A compliance regime for Church institutions in line with canon law

The criminal liability foreseen in certain cases for legal persons also affects the Church. For this and other reasons, it is necessary to establish systems of regulatory compliance, which can prevent the transfer of responsibility from the individual to the institution. This is explained by Jorge Otaduy, who chairs the organizing committee of a symposium on the subject at the University of Navarra.

Alfonso Riobó-March 16, 2022-Reading time: 3 minutes
jorge otaduy

Photo: Jorge Otaduy, in the center of the image. © University of Navarra

The introduction of criminal liability of legal persons in certain cases, as well as the generalization of regulatory compliance systems, is causing concern among those in charge of Church institutions. On the one hand, the importance and scope of the civil provisions are sometimes not understood; on the other hand, their coordination with the norms of canon law is unknown.

From March 23 to 25, the Martín de Azpilcueta Institute of the University of Navarra is holding an international symposium on these issues, entitled: "Criminal Liability of Legal Entities: Implications for the Catholic Church and Canonical Entities". 

Professor Jorge Otaduy is chairman of the symposium's organizing committee.
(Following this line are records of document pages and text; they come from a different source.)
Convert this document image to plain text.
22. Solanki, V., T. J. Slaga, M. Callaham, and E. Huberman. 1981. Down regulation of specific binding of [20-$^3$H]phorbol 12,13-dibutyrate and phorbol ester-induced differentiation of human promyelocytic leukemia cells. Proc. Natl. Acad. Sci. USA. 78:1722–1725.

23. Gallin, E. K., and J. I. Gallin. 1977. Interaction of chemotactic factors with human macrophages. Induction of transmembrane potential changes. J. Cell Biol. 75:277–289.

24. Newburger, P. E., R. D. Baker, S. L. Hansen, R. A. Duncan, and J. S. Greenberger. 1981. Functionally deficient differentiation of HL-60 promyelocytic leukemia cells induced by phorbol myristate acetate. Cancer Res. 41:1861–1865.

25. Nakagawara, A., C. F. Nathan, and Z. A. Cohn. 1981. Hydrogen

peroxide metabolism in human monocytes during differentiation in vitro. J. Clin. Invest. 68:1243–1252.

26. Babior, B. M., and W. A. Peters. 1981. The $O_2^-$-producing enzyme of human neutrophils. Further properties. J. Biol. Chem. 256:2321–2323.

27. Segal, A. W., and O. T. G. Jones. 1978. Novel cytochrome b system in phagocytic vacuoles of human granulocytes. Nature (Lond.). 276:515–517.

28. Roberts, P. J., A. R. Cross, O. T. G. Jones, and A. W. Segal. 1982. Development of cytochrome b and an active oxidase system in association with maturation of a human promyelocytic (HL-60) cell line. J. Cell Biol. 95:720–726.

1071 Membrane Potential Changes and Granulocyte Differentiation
In this interview for Omnes he clarifies the concepts.

What is meant by compliance or compliance system?

-The complianceThe "compliance system", or regulatory compliance system, is a crime prevention program through the establishment in companies of organizational and management models that include monitoring measures to prevent malpractices, which in some cases could become criminal. In addition, there is a need for a company body to supervise with autonomous powers the operation of and compliance with these programs. If these self-regulatory measures exist and it is proven that the person who committed the offense did so by circumventing these rules, as well as the supervisory measures, only the offending individual will be liable and criminal liability will not be transferred to the company, which will be exonerated.

The criminal liability of legal entities has only recently been introduced in Spain. Does it also exist in other countries?

-This new legal figure was introduced in Spain in 2010. Since the 90's, there has been a movement of acceptance of the criminal liability of legal persons in many countries. In Europe, for example, France, Italy, Germany, Belgium, the Netherlands, Portugal... In each case with important nuances, to which it is not possible to refer now. In America, countries such as Brazil, Argentina, Peru, Chile, Ecuador, Costa Rica... In reality, the figure has its roots in Anglo-Saxon law. In the United States, forms of corporate criminal liability have existed at least since the beginning of the 20th century, and the concept also has a long tradition in the United Kingdom. From there it has come down to us.

Why does this legislation also affect the Church, and does the civil regulation specifically mention the Church? 

-In the ordinary economic management of its activities, a Church entity could incur in some of the criminal offenses from which this type of liability follows, such as money laundering, if there were, for example, a lack of control over donations received; or offenses against Social Security, as a result of bad practices - it is also an example - in relation to the various forms of collaboration and volunteering that are often practiced within the ecclesiastical entities. The law does not exclude the Church, therefore it is subject to it. It is already understood that we are referring only to activities that have relevance in the civil sphere and that can incur in the typified conducts that generate this type of legal responsibility.

How does this State criminal legislation affect canon law?

-Canon law does not have a regime of criminal legal responsibility of institutions in the style of these recent state regulations, but it does have a juridical-administrative order oriented to the practice of good governance in the Church. If an ecclesiastical entity should consider it convenient to establish a system of compliance I would advise her to try to integrate it with the norms of canon law. The Church should neither renounce her own juridical tradition nor adopt uncritically state norms that can lead to an authentic internal secularization of ecclesial institutions. 

This integration of canonical and civil norms does not seem easy....

-Of course not. This new legislation raises many doubts from a canonical perspective. I am not referring only to problems of interpretation of norms, but also to more fundamental aspects. I do not know to what extent certain aspects of the "corporate policies" in vogue, which are imposed through the force of State law, are compatible with the culture of ecclesial government and the Church's own pastoral style. I am concerned that ever more extensive and invasive secular legislation is in practice conditioning the internal life of the Church. There is much to think about in these matters. 

What is the objective of the symposium you are organizing soon in Navarre on this issue?

-We are interested in deepening, precisely, in the canonical dimension of the subject, which has not been the object of attention by the specialized doctrine until now. This is the distinctive feature of our Symposium. With the help of highly qualified canonists from various countries, we will try to identify, in accordance with the law of the Church, the various juridical categories to which the penal law of the State refers, so that it can be applied to ecclesiastical institutions, taking into account their juridical peculiarities.

How is this legal reform perceived in the ecclesiastical institutions in Spain?

-With much concern and little awareness of the role of canon law in this area. With this Symposium, we would like to help ecclesiastical entities to establish their canon law regime. compliance in line with canon law and avoid hasty applications of state legislation.